I find that 6E discussions mostly take place with people who haven't played it or really even looked beyond a few early reviews that hit the biggest changes in the game (e.g. combat axe pixies). A massive portion of players never got past that and, likely, won't.
When looking at the rules, it helps to break it into pieces. I like SR6's take on augmentations far more than any prior version. Same with the action economy. The changes to spellcasting, decking, sprites, skills, nuyen costs, firearms... I like all of that.
The priority table is absolutely awful. Need to rebalance attributes, because right now it's best summarized as Triple-A: Always Attributes A. The karma and performance equivalents are far out of balance. SR6 will be much better the second they drop a karmagen or pointgen option.
I despise "big bullet" autofire where you are less likely to hit the target, but do massive damage if you do. SR5 had this right.
I don't like removing STR from melee weapon damage. Just a mess all around.

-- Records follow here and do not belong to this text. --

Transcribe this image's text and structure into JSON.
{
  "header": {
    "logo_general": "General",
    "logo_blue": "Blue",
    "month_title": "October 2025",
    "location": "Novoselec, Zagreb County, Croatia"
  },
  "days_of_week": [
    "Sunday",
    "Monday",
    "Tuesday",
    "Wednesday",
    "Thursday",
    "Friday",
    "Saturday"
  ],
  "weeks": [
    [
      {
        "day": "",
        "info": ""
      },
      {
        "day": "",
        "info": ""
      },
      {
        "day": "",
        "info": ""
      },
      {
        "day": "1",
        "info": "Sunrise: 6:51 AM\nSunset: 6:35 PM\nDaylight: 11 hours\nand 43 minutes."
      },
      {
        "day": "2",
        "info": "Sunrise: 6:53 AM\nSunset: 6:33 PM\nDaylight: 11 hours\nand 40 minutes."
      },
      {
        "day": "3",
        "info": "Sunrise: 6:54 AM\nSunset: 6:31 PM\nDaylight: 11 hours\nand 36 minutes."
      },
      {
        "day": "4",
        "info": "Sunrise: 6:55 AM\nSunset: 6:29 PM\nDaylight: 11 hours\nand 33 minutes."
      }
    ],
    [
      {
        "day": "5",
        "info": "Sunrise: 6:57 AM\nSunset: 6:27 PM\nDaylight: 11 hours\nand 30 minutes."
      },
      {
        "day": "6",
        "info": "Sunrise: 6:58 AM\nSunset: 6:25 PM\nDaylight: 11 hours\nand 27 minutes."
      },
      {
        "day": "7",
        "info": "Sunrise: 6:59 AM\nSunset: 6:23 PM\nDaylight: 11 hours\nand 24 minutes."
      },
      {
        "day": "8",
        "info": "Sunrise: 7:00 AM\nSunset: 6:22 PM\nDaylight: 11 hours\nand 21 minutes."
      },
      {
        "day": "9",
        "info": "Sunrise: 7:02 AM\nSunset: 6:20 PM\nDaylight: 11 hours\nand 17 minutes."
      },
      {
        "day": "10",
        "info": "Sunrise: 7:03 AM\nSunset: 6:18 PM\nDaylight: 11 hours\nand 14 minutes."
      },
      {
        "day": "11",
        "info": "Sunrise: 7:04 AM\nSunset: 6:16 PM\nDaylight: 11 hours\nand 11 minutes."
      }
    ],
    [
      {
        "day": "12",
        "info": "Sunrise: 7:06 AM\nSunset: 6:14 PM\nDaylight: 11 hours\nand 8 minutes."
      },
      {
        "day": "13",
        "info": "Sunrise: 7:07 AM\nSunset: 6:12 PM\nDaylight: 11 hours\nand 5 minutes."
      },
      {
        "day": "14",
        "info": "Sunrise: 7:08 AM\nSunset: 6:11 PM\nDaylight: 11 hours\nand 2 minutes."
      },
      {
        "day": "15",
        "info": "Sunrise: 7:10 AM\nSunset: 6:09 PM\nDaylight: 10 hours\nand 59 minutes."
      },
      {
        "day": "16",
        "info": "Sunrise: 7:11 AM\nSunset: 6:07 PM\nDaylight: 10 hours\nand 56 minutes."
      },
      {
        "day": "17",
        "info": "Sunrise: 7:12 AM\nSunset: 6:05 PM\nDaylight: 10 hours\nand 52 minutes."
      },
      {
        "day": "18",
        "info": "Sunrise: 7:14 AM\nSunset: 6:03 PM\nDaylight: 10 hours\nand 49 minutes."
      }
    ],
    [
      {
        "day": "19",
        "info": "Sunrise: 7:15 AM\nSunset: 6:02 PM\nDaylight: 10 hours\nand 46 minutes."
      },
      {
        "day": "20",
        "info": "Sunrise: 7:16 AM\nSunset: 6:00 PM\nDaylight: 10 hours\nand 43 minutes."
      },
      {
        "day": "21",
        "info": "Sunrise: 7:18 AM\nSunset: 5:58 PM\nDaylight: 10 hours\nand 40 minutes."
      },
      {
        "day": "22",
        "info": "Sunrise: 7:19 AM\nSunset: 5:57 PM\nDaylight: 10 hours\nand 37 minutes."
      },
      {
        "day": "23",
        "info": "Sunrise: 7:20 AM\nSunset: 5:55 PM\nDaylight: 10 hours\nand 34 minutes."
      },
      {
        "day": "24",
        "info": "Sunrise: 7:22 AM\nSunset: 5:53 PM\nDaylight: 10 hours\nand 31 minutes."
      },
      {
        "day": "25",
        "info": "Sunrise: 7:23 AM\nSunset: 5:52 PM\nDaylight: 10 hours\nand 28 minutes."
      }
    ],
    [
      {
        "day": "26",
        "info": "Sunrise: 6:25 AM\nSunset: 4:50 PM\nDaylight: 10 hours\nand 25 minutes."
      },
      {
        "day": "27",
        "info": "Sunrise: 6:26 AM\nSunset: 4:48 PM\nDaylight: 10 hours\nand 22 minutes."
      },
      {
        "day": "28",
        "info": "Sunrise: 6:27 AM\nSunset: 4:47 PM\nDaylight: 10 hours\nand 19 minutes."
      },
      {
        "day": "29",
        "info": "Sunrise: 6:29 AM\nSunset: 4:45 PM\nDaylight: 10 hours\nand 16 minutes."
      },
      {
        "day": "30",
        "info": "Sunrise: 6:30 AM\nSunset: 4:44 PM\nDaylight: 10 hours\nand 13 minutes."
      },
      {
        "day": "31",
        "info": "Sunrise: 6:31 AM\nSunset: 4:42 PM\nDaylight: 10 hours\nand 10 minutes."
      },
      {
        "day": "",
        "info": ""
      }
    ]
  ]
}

Summoning changes were good, but they desperately need to rebalance SR6 spirits. Yikes.
Trading modifiers for Edge? Meh. The modifiers needed a lot of work, they were a mess. I don't mind Edge, but the Edge Actions superpowers were a bad move. The 2-Edge limit? Again, meh. Not thrilled, but I wasn't in love with TableRun either.
AR/DR? I'm okay with SR6's armor class solution, but personally prefer armor as soak, even if the net result is similar. SR5 got this right. If I have to do AR/DR, I remove Edge from the game and add (AR-DR) to the attacker's pool. If one party has a net advantage, give that many rerolls. Simplified, no broken (or useless) superpowers, each individual point of armor matters, and it's clean.
So there is some bad, but the good changes outweigh those for me. SR is a game of awful systems and SR6 is what I consider the best of a bunch of bad choices.